Hitachi Ltd built the SuperAlis synchrotron for Nippon Telegraph but has no intention of marketing it because it would be too horrendously expensive. Oxford’s only rival, the Aurora from Sumitomo Electric Co Ltd

weighs in at a less than manageable 120 tons, it’s iron clad, compared with Helios’s trim 28 tons, and offers much lower throughput because of lower maximum beam intensities. The significance of last week’s news is that four major players are assigning the future of chip manufacture to X-ray lithography, and quashing the optical’s fightback. The move will also benefit Oxford, and makes the selling of its second Helios much more likely, particularly to a Japanese company. Williams says there are several potential customers, but between potential and realisation there exists a gap. Intel Corp is the big stand-out, having committed itself to optical lithography for its next generation of chips. Williams warns against reading too much into this announcement as Intel has a history of reaping the rewards of other people’s investment and will rely on buying tools in the open market. On the other hand, Mitsubishi Electric Corp recently said it would use X-ray lithography to cut its 256M-bit chip, and is building its own very large and very expensive synchrotron.
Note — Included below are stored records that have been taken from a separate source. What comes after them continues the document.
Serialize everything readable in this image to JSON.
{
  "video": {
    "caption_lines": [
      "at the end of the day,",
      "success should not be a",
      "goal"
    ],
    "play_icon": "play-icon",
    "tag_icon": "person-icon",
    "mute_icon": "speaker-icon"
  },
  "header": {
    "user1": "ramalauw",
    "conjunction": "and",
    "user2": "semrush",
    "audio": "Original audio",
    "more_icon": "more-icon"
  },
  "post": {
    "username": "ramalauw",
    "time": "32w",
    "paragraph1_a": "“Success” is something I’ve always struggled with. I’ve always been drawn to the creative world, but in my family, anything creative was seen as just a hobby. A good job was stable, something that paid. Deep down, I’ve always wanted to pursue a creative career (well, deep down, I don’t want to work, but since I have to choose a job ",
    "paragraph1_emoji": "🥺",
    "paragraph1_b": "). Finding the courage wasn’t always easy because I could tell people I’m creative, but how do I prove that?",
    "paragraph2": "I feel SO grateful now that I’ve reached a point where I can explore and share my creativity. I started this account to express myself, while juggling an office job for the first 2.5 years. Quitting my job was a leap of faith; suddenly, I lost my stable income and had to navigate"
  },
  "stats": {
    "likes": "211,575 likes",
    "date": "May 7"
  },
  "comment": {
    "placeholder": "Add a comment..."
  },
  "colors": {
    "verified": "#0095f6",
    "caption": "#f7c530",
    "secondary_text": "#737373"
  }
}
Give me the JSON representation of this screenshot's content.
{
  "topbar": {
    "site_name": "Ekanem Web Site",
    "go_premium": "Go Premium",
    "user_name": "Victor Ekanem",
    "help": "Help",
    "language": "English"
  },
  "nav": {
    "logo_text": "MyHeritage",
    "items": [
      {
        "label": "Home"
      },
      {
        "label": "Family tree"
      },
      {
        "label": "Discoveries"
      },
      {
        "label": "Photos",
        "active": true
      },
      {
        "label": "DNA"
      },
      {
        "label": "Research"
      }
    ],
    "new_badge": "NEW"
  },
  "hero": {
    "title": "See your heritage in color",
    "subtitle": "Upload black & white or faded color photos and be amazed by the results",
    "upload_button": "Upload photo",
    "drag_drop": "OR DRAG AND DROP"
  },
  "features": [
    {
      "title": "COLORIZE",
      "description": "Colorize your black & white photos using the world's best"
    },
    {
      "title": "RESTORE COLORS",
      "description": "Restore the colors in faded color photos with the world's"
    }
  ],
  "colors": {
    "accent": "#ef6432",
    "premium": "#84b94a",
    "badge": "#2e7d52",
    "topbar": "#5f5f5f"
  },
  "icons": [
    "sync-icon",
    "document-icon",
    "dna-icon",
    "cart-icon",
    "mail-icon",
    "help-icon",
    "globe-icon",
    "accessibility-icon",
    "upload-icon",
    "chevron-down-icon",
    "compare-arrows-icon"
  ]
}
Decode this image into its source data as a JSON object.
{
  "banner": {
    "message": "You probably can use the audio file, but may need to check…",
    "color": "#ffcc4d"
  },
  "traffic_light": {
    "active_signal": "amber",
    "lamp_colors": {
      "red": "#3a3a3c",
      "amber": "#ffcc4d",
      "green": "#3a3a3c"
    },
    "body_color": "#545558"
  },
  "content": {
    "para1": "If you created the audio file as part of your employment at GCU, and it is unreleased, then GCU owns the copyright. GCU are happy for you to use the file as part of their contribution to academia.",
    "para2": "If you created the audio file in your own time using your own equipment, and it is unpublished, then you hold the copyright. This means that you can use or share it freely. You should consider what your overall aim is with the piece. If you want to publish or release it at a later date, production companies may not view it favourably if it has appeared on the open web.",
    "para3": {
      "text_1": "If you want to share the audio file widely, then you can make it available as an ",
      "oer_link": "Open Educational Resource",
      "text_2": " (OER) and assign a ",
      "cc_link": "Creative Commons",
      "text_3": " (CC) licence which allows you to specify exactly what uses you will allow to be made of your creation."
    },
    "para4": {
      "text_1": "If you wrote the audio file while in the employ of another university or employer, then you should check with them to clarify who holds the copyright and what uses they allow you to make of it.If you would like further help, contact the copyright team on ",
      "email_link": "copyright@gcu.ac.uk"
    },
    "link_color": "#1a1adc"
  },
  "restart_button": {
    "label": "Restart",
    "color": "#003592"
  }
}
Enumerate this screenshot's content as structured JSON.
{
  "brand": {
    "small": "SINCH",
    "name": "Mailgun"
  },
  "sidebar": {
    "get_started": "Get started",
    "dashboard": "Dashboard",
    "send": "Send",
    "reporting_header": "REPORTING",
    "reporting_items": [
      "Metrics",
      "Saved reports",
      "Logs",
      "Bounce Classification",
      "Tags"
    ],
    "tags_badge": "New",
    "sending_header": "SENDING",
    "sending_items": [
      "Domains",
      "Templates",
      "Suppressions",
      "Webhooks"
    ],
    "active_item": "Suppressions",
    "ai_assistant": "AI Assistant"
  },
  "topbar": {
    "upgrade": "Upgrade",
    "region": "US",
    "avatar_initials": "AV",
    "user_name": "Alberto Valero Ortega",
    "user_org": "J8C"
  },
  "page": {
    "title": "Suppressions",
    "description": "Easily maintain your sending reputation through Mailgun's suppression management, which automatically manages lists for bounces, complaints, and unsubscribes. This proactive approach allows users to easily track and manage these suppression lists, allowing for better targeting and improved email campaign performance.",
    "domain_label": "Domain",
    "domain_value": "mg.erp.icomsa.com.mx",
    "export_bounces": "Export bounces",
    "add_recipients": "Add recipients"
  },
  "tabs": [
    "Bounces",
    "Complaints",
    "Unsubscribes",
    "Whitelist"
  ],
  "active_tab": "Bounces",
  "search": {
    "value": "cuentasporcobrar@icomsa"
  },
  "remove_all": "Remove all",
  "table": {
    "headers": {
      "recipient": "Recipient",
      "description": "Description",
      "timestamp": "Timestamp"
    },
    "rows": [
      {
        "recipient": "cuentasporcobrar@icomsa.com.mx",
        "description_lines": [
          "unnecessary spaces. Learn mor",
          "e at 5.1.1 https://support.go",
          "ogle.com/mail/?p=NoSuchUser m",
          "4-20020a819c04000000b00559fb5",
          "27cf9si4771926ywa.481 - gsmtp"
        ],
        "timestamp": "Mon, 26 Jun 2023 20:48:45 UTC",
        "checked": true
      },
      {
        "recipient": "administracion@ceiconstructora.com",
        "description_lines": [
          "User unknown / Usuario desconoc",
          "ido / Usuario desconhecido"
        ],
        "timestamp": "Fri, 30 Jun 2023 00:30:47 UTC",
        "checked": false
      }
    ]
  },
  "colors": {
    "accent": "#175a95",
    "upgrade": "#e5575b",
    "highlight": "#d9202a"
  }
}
For Williams, the size of the market for the synchrotron is not dependent on the acceptance of the technology, that’s a foregone conclusion, but the number of chipmakers to survive into the next century – and this Williams believes will be in single figures for making the 1G-bit chip – but the companies consortia – that do survice will have more than one plant, and each of these will require its own source of X-rays.